Моя рука непроизвольно коснулась завитка на его виске, высвободив маленькую белую звездочку – прекрасную в своей холодной безучастности.

Если бы и я, как эта равнодушная снежинка, могла вот так легко освободиться от сжигающей меня безумной любви, став холодной и неприступной. Но хочу ли я свободы? Или для меня нет ничего драгоценнее этого плена?

Я поцеловала Л. Его губы были холодны, а руки не обняли меня, как прежде. С таким же успехом я могла бы целовать статую в Зимнем дворце.

Это был первый и последний раз, когда мы говорили о наших чувствах.

Возможно, я поспешила открыться ему. А может, каким бы ни был мой первый, второй и третий указ в роли королевы, кровавого исхода это бы все равно не изменило.

Из аэропорта Андрей отвез нас с Таней в торговый центр, где оставил, забрав вещи моей подруги в квартиру.

Таня ходила по центру со светящимися от восторга глазами, подскакивая к каждой витрине и бурно выражая свое восхищение. Она не уставала повторять:

– Как же тут здорово! У нас совсем не так!
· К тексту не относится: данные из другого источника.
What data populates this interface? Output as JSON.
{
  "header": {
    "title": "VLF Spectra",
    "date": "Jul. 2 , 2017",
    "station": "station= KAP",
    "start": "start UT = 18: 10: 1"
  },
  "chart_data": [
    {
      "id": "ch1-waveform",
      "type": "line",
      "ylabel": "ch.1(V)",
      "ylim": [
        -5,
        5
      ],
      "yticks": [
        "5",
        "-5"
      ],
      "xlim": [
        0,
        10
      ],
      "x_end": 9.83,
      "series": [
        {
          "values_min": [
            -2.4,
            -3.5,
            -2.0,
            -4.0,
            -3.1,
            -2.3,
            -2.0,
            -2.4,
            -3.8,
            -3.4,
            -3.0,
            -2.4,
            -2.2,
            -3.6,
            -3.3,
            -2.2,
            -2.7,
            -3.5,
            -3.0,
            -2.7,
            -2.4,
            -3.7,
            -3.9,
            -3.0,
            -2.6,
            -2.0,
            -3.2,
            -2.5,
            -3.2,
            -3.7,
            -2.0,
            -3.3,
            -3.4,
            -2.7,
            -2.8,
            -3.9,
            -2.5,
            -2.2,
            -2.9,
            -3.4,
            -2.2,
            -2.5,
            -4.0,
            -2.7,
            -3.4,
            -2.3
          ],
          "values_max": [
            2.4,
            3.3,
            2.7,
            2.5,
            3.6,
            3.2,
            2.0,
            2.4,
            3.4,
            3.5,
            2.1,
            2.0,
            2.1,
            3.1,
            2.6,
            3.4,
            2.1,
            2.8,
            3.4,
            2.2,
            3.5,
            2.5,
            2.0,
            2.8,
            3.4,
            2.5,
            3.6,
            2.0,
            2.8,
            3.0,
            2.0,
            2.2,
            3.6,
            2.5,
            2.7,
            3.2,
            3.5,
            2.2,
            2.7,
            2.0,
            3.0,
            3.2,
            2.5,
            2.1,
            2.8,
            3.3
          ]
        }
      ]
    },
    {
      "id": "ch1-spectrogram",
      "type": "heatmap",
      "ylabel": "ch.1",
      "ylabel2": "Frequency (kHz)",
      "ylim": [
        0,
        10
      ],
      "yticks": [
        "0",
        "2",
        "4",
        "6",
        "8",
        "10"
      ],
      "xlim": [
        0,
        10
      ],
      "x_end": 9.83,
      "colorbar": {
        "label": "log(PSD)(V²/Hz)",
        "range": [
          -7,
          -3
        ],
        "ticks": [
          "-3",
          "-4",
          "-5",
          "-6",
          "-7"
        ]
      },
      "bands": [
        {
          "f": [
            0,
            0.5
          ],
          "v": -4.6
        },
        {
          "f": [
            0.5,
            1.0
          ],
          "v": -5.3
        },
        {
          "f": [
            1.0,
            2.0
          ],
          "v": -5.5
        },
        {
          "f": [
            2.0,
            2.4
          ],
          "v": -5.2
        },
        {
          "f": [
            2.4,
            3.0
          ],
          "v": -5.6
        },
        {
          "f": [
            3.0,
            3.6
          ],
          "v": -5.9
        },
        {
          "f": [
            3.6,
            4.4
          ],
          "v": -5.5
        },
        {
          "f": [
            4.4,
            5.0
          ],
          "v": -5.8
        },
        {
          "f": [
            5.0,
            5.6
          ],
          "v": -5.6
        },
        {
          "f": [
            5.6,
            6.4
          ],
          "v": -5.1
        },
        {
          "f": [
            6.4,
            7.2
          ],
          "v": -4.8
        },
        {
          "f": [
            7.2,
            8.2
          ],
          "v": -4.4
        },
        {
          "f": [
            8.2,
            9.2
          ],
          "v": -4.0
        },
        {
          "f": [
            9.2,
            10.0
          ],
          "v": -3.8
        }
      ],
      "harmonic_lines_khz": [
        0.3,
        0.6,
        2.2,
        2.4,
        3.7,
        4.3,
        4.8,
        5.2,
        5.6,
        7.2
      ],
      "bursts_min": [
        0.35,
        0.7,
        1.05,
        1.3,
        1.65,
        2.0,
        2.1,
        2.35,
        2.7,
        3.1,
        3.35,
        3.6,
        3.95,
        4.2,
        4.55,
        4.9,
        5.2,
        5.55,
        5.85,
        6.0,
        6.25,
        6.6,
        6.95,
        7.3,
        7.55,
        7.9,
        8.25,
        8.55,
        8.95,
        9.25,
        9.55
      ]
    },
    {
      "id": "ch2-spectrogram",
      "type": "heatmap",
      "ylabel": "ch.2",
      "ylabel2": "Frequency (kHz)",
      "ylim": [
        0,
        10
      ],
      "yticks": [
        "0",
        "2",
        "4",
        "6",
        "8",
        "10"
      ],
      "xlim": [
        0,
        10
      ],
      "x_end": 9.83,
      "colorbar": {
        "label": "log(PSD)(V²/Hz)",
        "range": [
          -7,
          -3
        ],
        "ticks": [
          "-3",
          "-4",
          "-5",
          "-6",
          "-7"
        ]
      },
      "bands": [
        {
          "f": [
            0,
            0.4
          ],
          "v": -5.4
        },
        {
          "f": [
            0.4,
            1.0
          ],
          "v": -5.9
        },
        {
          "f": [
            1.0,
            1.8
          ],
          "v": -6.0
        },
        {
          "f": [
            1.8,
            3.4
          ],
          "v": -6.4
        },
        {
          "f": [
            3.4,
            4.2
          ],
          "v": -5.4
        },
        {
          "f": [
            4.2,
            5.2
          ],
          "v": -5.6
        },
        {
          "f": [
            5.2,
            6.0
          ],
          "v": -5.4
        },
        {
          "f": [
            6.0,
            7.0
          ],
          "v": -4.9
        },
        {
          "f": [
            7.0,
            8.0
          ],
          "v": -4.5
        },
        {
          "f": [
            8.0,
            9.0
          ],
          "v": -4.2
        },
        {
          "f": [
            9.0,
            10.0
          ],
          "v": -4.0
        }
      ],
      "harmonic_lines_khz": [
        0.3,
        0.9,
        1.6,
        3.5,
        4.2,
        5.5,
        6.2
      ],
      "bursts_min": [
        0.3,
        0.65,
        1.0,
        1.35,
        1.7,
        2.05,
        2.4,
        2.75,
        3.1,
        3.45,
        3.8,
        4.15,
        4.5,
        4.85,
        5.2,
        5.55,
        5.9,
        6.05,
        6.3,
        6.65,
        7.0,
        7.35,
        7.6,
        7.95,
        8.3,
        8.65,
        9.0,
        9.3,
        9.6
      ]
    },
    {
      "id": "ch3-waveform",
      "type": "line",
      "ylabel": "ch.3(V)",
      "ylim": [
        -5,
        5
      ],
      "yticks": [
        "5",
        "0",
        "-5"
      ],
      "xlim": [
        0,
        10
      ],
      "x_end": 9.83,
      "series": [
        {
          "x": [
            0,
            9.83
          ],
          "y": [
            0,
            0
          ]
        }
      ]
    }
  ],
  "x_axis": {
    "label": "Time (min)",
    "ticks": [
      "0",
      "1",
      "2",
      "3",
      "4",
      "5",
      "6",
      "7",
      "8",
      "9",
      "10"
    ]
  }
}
Меня ее слова каждый раз немного задевали, но я молчала, не мешая подружке наслаждаться. Как знать, каким бы я нашла Петербург, если бы не была закинута сюда волей судьбы и вынуждена остаться. Наверняка в глазах туристов, которые в любой момент могут уехать домой, северный город прекрасен.

Наблюдая за подругой – кареглазой девушкой с колоском, худенькой, одетой в ботиночки, доставшиеся от мамы, и клетчатое пальто, купленное на распродаже, – я вдруг увидела себя глазами моих одноклассниц. И зрелище это оставило на душе неприятный осадок. Когда я успела так измениться, что смотрю на мою лучшую подругу свысока и подмечаю за ней шумность, глупую восторженность и аляповатость с тем же цинизмом, с каким встретили меня в этом городе? От собственных мыслей мне было противно.

И когда Таня перестала бегать от витрины к витрине, я поймала ее и крепко обняла, прошептав:

– Я так по тебе соскучилась.

Мне хотелось плакать. Я соскучилась по дому и по себе прежней – беззаботной, не знавшей, что я хуже других, толстая и чем-то обделенная. В той моей жизни все было проще и понятнее. И больше всего меня пугало, что новая моя жизнь поглощала меня, изменяла и словно полировала, затем слой за слоем наносила позолоту.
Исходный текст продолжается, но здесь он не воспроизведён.